If you bought tickets to the 2019 FIFA Women's World Cup, you might want to double-check if your seats are together.

As the Associated Press reported this week, a number of fans set to attend the tournament have discovered the tickets they ordered were actually for separated seats -- some divided by as many as whole sections.

One fan, Portland's Seamus Campbell, told the AP he bought five tickets for the World Cup semifinals and finals in Lyon, France, but only three are in the same row, while the other two are separated by two and three rows. He also bought three tickets for separate matches in Paris, and only two of the three seats are next to each other.

"It's just astonishing that they didn't find a way to put blocks of tickets together," Campbell told the AP. "And I appreciate that there are a lot of tickets, and they're selling them all at once, but I just can't fathom how you would end up -- and I'm a software developer -- I don't know how you would build a system that said, 'We have three seats that are almost together, but we're gonna put one single seat in between those three.'"
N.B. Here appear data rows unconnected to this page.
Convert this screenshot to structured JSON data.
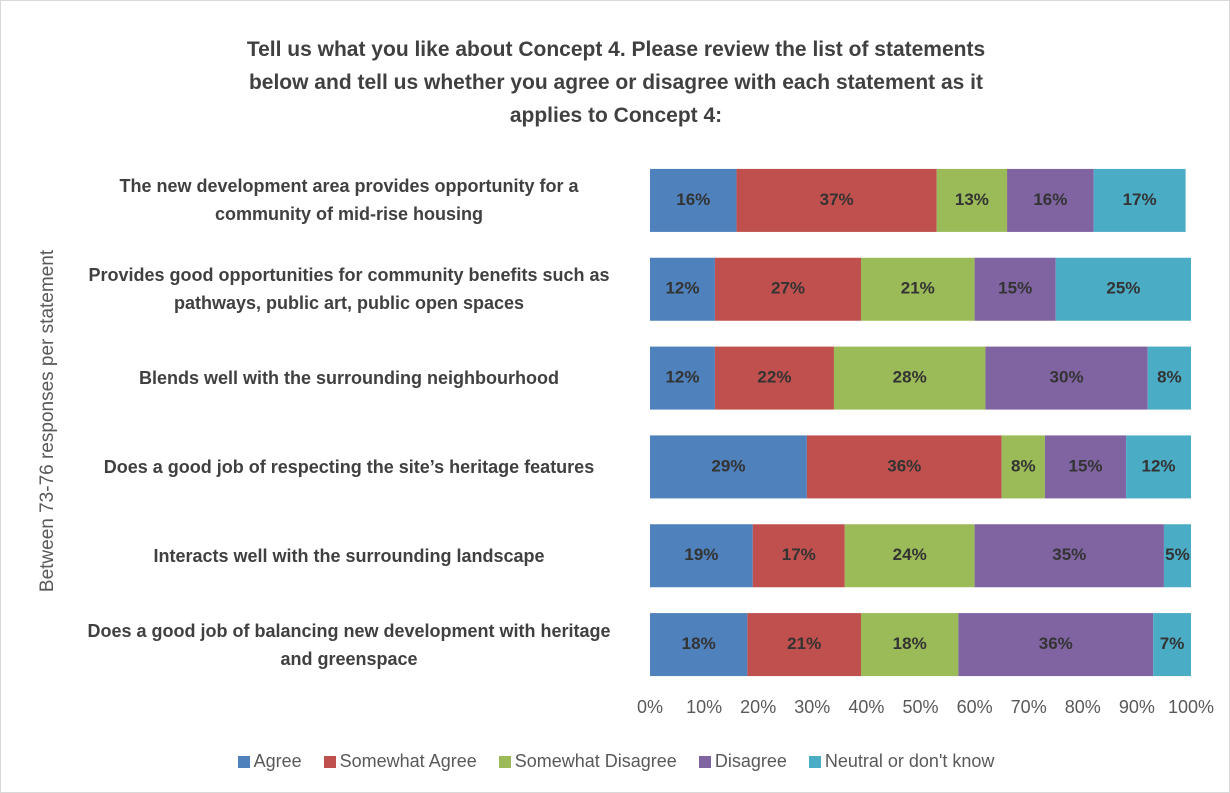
{
  "chart_data": {
    "type": "stacked-barh",
    "title": "Tell us what you like about Concept 4. Please review the list of statements below and tell us whether you agree or disagree with each statement as it applies to Concept 4:",
    "y_label": "Between 73-76 responses per statement",
    "categories": [
      "The new development area provides opportunity for a community of mid-rise housing",
      "Provides good opportunities for community benefits such as pathways, public art, public open spaces",
      "Blends well with the surrounding neighbourhood",
      "Does a good job of respecting the site’s heritage features",
      "Interacts well with the surrounding landscape",
      "Does a good job of balancing new development with heritage and greenspace"
    ],
    "series": [
      {
        "name": "Agree",
        "color": "#4f81bd",
        "values": [
          16,
          12,
          12,
          29,
          19,
          18
        ],
        "value_labels": [
          "16%",
          "12%",
          "12%",
          "29%",
          "19%",
          "18%"
        ]
      },
      {
        "name": "Somewhat Agree",
        "color": "#c0504d",
        "values": [
          37,
          27,
          22,
          36,
          17,
          21
        ],
        "value_labels": [
          "37%",
          "27%",
          "22%",
          "36%",
          "17%",
          "21%"
        ]
      },
      {
        "name": "Somewhat Disagree",
        "color": "#9bbb59",
        "values": [
          13,
          21,
          28,
          8,
          24,
          18
        ],
        "value_labels": [
          "13%",
          "21%",
          "28%",
          "8%",
          "24%",
          "18%"
        ]
      },
      {
        "name": "Disagree",
        "color": "#8064a2",
        "values": [
          16,
          15,
          30,
          15,
          35,
          36
        ],
        "value_labels": [
          "16%",
          "15%",
          "30%",
          "15%",
          "35%",
          "36%"
        ]
      },
      {
        "name": "Neutral or don't know",
        "color": "#4bacc6",
        "values": [
          17,
          25,
          8,
          12,
          5,
          7
        ],
        "value_labels": [
          "17%",
          "25%",
          "8%",
          "12%",
          "5%",
          "7%"
        ]
      }
    ],
    "xlim": [
      0,
      100
    ],
    "xticks": [
      {
        "value": 0,
        "label": "0%"
      },
      {
        "value": 10,
        "label": "10%"
      },
      {
        "value": 20,
        "label": "20%"
      },
      {
        "value": 30,
        "label": "30%"
      },
      {
        "value": 40,
        "label": "40%"
      },
      {
        "value": 50,
        "label": "50%"
      },
      {
        "value": 60,
        "label": "60%"
      },
      {
        "value": 70,
        "label": "70%"
      },
      {
        "value": 80,
        "label": "80%"
      },
      {
        "value": 90,
        "label": "90%"
      },
      {
        "value": 100,
        "label": "100%"
      }
    ],
    "legend": "bottom"
  }
}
As FIFA noted via the Women's World Cup Twitter account, this is something fans should've already known was possible.

While tickets purchased were not made available to print until Monday, a statement during the order process said that not all seats would be located next to each other.  

FIFA has since indicated that exceptions can be made in the ticket modification process in order to accommodate parents separated from children under the age of 18. It's also expressed confidence that "the problems will be solved" ahead of the Women's World Cup, which begins June 7 -- stream on fuboTV (Try for free), despite suggesting only "1 percent" of fans who ordered tickets encountered such issues.